А впереди на коне командир скачет и наганом над головой размахивает…

Я его еще и разглядеть не успела, а уж у меня дух захватило и сердце в груди заколотилось.

Я, как угорь какой-нибудь, из седла выскользнула, на землю спрыгнула и – бегом навстречу.

– Папа! – кричу. – Папочка! Папка!

А за спиной слышу:

– Стой! Гадина!

Оглянулась – несется ко мне атаман Соколовский.
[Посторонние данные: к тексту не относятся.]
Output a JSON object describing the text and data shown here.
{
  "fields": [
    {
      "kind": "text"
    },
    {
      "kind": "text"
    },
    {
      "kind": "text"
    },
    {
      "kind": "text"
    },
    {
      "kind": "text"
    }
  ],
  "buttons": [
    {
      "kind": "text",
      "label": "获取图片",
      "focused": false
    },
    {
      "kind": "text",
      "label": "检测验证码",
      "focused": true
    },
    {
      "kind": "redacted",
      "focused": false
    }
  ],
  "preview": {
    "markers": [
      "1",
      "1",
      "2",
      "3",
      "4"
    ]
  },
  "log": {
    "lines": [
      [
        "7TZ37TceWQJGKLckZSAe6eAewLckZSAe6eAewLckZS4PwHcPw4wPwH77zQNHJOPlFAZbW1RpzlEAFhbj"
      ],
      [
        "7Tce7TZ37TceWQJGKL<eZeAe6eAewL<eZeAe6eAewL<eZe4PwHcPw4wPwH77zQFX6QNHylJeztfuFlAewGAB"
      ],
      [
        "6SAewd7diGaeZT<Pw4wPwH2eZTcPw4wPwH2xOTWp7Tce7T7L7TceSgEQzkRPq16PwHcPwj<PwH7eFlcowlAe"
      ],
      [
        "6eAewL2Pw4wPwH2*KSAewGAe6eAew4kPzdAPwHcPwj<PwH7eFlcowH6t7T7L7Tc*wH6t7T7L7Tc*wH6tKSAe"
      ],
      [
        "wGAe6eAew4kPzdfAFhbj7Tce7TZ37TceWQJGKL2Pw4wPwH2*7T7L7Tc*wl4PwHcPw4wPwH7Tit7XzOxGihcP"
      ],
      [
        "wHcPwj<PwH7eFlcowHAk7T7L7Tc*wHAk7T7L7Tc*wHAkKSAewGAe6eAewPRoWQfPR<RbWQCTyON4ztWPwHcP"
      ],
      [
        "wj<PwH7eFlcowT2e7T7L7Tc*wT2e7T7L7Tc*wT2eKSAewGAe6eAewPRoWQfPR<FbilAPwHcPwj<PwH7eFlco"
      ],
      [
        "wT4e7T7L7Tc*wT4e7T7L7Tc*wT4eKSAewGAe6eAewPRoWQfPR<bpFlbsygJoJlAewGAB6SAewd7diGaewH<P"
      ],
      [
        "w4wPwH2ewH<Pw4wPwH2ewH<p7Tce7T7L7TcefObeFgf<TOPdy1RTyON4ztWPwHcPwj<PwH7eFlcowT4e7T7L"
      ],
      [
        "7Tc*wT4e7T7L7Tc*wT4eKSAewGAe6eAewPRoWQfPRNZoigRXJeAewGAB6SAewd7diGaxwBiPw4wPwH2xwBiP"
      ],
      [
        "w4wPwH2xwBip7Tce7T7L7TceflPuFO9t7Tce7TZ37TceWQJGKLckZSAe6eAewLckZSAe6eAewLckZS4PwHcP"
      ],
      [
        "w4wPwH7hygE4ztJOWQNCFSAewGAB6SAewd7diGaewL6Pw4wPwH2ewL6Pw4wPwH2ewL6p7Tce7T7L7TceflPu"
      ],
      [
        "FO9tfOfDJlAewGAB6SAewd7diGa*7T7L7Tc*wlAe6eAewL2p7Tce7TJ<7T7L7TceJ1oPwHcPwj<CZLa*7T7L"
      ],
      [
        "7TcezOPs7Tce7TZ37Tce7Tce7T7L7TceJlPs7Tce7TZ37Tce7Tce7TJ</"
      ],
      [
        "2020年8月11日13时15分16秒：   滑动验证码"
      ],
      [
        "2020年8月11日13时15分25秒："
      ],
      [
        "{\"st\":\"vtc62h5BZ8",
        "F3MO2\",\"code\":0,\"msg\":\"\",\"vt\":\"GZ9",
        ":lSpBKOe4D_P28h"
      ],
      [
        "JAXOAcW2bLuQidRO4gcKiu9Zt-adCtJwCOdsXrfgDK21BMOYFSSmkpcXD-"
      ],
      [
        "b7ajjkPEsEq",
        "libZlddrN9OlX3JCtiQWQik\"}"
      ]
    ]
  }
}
Весь изогнулся, чуть из седла не валится. Лицо у него злое. Глаза горят. Оскалился.

– Стой! – кричит.

И вижу, саблю надо мной поднимает.

Я съежилась. Присела. Потом у меня что-то в ушах затрещало. Что-то грохнуло. Ноги у меня подкосились. И я память потеряла.

Золотая сабля

Очнулась – кто-то мне голову гладит.

А голове больно. В голове шумит.

Где-то как будто стреляют. Где-то «ура» кричат.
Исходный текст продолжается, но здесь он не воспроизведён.